Using Pulumi is a good compromise for teams made up of developers only who want to stick to a familiar language. This is advantageous, as the maintenance processes and best practices in place guarantee code quality. 


However, Pulumi comes with its own language limitations. For example, managing dependencies with `node_modules` can become cumbersome when scaling the code base. 

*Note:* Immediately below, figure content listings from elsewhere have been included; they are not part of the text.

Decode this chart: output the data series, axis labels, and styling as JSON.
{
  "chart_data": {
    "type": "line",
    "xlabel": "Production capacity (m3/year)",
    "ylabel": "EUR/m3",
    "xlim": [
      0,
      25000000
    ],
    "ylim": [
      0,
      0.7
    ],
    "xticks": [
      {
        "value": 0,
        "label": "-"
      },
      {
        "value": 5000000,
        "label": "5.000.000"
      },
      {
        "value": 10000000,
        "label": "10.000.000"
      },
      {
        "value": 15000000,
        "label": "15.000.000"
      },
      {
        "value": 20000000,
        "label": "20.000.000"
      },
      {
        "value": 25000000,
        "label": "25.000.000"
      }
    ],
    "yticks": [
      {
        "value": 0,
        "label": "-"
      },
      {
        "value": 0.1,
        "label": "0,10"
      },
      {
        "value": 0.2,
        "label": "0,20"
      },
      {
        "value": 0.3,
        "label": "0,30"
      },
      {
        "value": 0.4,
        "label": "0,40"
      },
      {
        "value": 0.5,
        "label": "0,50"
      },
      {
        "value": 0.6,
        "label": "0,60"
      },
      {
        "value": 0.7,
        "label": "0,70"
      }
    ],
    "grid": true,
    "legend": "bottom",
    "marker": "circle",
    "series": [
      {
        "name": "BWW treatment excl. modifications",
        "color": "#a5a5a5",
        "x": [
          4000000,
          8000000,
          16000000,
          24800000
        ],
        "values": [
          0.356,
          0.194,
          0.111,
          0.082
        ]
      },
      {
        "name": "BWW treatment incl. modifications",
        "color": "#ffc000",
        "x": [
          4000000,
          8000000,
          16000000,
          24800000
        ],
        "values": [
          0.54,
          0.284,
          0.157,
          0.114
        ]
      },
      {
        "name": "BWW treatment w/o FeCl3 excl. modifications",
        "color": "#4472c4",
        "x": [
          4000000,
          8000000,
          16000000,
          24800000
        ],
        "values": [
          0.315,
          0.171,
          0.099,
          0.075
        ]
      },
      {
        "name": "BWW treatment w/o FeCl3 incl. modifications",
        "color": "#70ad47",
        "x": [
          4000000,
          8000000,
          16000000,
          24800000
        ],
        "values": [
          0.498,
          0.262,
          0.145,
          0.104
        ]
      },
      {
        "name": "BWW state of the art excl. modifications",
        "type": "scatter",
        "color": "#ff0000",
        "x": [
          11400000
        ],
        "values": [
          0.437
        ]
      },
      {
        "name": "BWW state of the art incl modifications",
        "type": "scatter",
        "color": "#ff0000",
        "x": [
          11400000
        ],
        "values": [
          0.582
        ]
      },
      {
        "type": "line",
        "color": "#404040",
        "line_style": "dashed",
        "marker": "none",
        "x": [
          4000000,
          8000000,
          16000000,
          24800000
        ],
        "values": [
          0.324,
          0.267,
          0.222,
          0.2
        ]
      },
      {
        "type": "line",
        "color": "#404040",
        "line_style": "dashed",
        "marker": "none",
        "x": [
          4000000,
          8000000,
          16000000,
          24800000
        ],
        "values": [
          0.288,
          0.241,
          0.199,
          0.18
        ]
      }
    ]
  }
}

In conclusion, if you have a specific need to use languages such as GO or Python in your complete stack, getting started with Pulumi will be simpler. However, Pulumi doesn't solve Terraform's fundamental problems, as it's still as complicated as ever to create, organize and maintain IAC code. If you have an existing infrastructure managed with Terraform, we don't advise you to migrate to Pulumi!

Hold

27

Dependabot

Dependabot is a GitHub-native tool for managing security-critical updates of external dependencies in your applications.


Dependabot is a tool that allows you to manage updating your external application dependencies (packages) within your applications by automatically creating pull requests when an update is available.


Natively available on GitHub, its strength, it is also possible to use it on other Git Providers such as GitLab and Azure DevOps, but this requires more effort for its integration.


By default, Dependabot takes a slightly different approach to Renovate, concentrating on security-critical updates to create less "noise" on projects. This may come in handy for applications with few developers to maintain them.


But for us, this is its only major difference. Like Renovate, it also analyzes most of your dependency files for Node.js, Spring Boot, Python, etc. Still, it is more limited regarding your infrastructure code, not supporting Helm, for example.


It can also be criticized for using an open-source CVE database (GitHub Advisory Database), sometimes leading to controversial security alerts that create a lot of noise.


We, therefore, prefer Renovate in most cases. Nevertheless, we're keeping an eye on Dependabot, which is regularly updated by GitHub and tends to improve over time.